Optic atrophy refers to the shrinkage of the optic nerve due to the degeneration of retinal ganglion cell (RGC) axons. The term "optic atrophy" is sometimes considered a misnomer, with "optic neuropathy" being a more accurate term. However, this is also debated. The optic nerve behaves more like a white matter tract than a peripheral nerve. The optic nerve head undergoes degeneration, contributing to the pallor of the optic disc seen in optic atrophy. The exact mechanisms causing the optic disc pallor in optic atrophy are not fully understood, but it is believed to be due to the loss of axonal fibers and the rearrangement of astrocytes.

Etiology

The risk factors for optic atrophy can be remembered using the mnemonic: VIN DITTCH MD. This represents Vascular, Inflammatory and infectious, Neoplastic or compressive, Primary demyelinating disease or idiopathic optic neuritis, Toxic and traumatic, Congenital, Hereditary, Metabolic and endocrine causes, and Degenerative. A study in Malaysia found the main causes to be space-occupying intracranial lesions, congenital/hereditary diseases, hydrocephalus, trauma, and vascular causes. Optic atrophy can also be classified based on its causes, including congenital optic neuropathies, optic atrophy associated with systemic disease or neurological conditions, extrinsic compression, intrinsic optic nerve tumors, vascular disease, inflammatory disease, infection, toxic and nutritional optic neuropathies, trauma, swollen optic nerve, and retinal disease.

Epidemiology

The prevalence of optic atrophy varies across countries.
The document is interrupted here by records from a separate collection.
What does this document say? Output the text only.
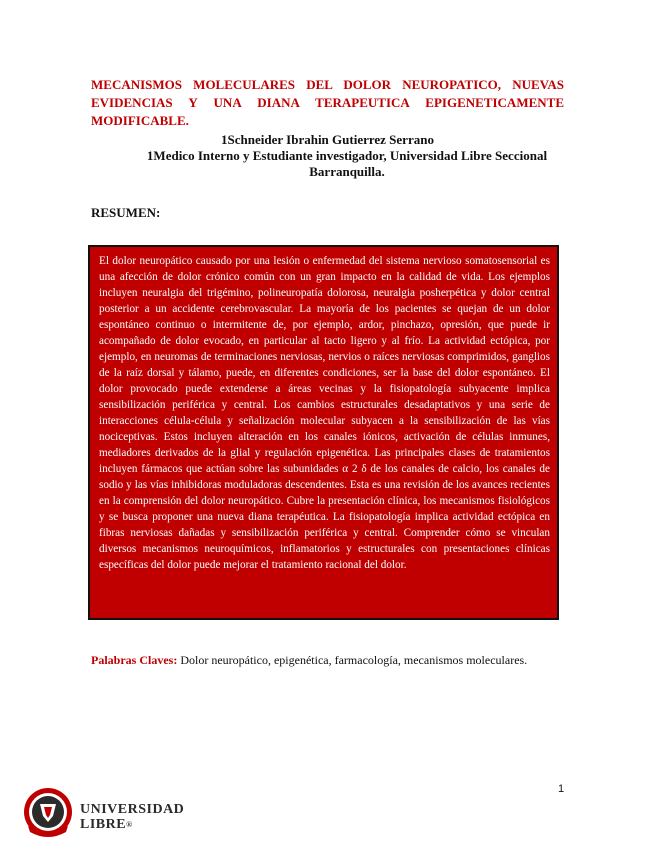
MECANISMOS MOLECULARES DEL DOLOR NEUROPATICO, NUEVAS EVIDENCIAS Y UNA DIANA TERAPEUTICA EPIGENETICAMENTE MODIFICABLE.

1Schneider Ibrahin Gutierrez Serrano

1Medico Interno y Estudiante investigador, Universidad Libre Seccional Barranquilla.

RESUMEN:

El dolor neuropático causado por una lesión o enfermedad del sistema nervioso somatosensorial es una afección de dolor crónico común con un gran impacto en la calidad de vida. Los ejemplos incluyen neuralgia del trigémino, polineuropatía dolorosa, neuralgia posherpética y dolor central posterior a un accidente cerebrovascular. La mayoría de los pacientes se quejan de un dolor espontáneo continuo o intermitente de, por ejemplo, ardor, pinchazo, opresión, que puede ir acompañado de dolor evocado, en particular al tacto ligero y al frío. La actividad ectópica, por ejemplo, en neuromas de terminaciones nerviosas, nervios o raíces nerviosas comprimidos, ganglios de la raíz dorsal y tálamo, puede, en diferentes condiciones, ser la base del dolor espontáneo. El dolor provocado puede extenderse a áreas vecinas y la fisiopatología subyacente implica sensibilización periférica y central. Los cambios estructurales desadaptativos y una serie de interacciones célula-célula y señalización molecular subyacen a la sensibilización de las vías nociceptivas. Estos incluyen alteración en los canales iónicos, activación de células inmunes, mediadores derivados de la glial y regulación epigenética. Las principales clases de tratamientos incluyen fármacos que actúan sobre las subunidades α 2 δ de los canales de calcio, los canales de sodio y las vías inhibidoras moduladoras descendentes. Esta es una revisión de los avances recientes en la comprensión del dolor neuropático. Cubre la presentación clínica, los mecanismos fisiológicos y se busca proponer una nueva diana terapéutica. La fisiopatología implica actividad ectópica en fibras nerviosas dañadas y sensibilización periférica y central. Comprender cómo se vinculan diversos mecanismos neuroquímicos, inflamatorios y estructurales con presentaciones clínicas específicas del dolor puede mejorar el tratamiento racional del dolor.

Palabras Claves: Dolor neuropático, epigenética, farmacología, mecanismos moleculares.

1
UNIVERSIDAD
LIBRE®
It was a significant cause of blindness in studies from Israel, Japan, Scotland, Zaire, and other countries. In Oman, 5% of blindness was due to this condition. In southern Germany, the incidence rate per 100,000 person-years for optic atrophy was 2.86. In the US, the prevalence of blindness due to optic atrophy in whites was zero, while it was 1.9% in African-Americans.

Pathophysiology

The optic nerve head is where the axons of the RGCs exit the eyeball. The arterial supply to this segment is from the retinal arterioles. The degeneration of RGCs, axons, and capillaries leads to the pale optic disc seen in optic atrophy.

Histopathology

In optic atrophy, there are certain histopathological changes, including the widening of the pial septa and subarachnoid space with a redundancy of the dura. In cases of trauma, the anterior severed ends of the nerve show bulbous swellings known as Cajal end bulbs.

History and Physical

Patients with optic atrophy often report vision loss with segmental or diffuse blurring of the visual field. History should focus on the suspected cause of visual impairment. Optic neuritis, an important cause of optic atrophy, typically affects individuals between 10-50 years of age. On examination, reduced visual acuity and contrast sensitivity may be observed, along with a relative afferent pupillary defect.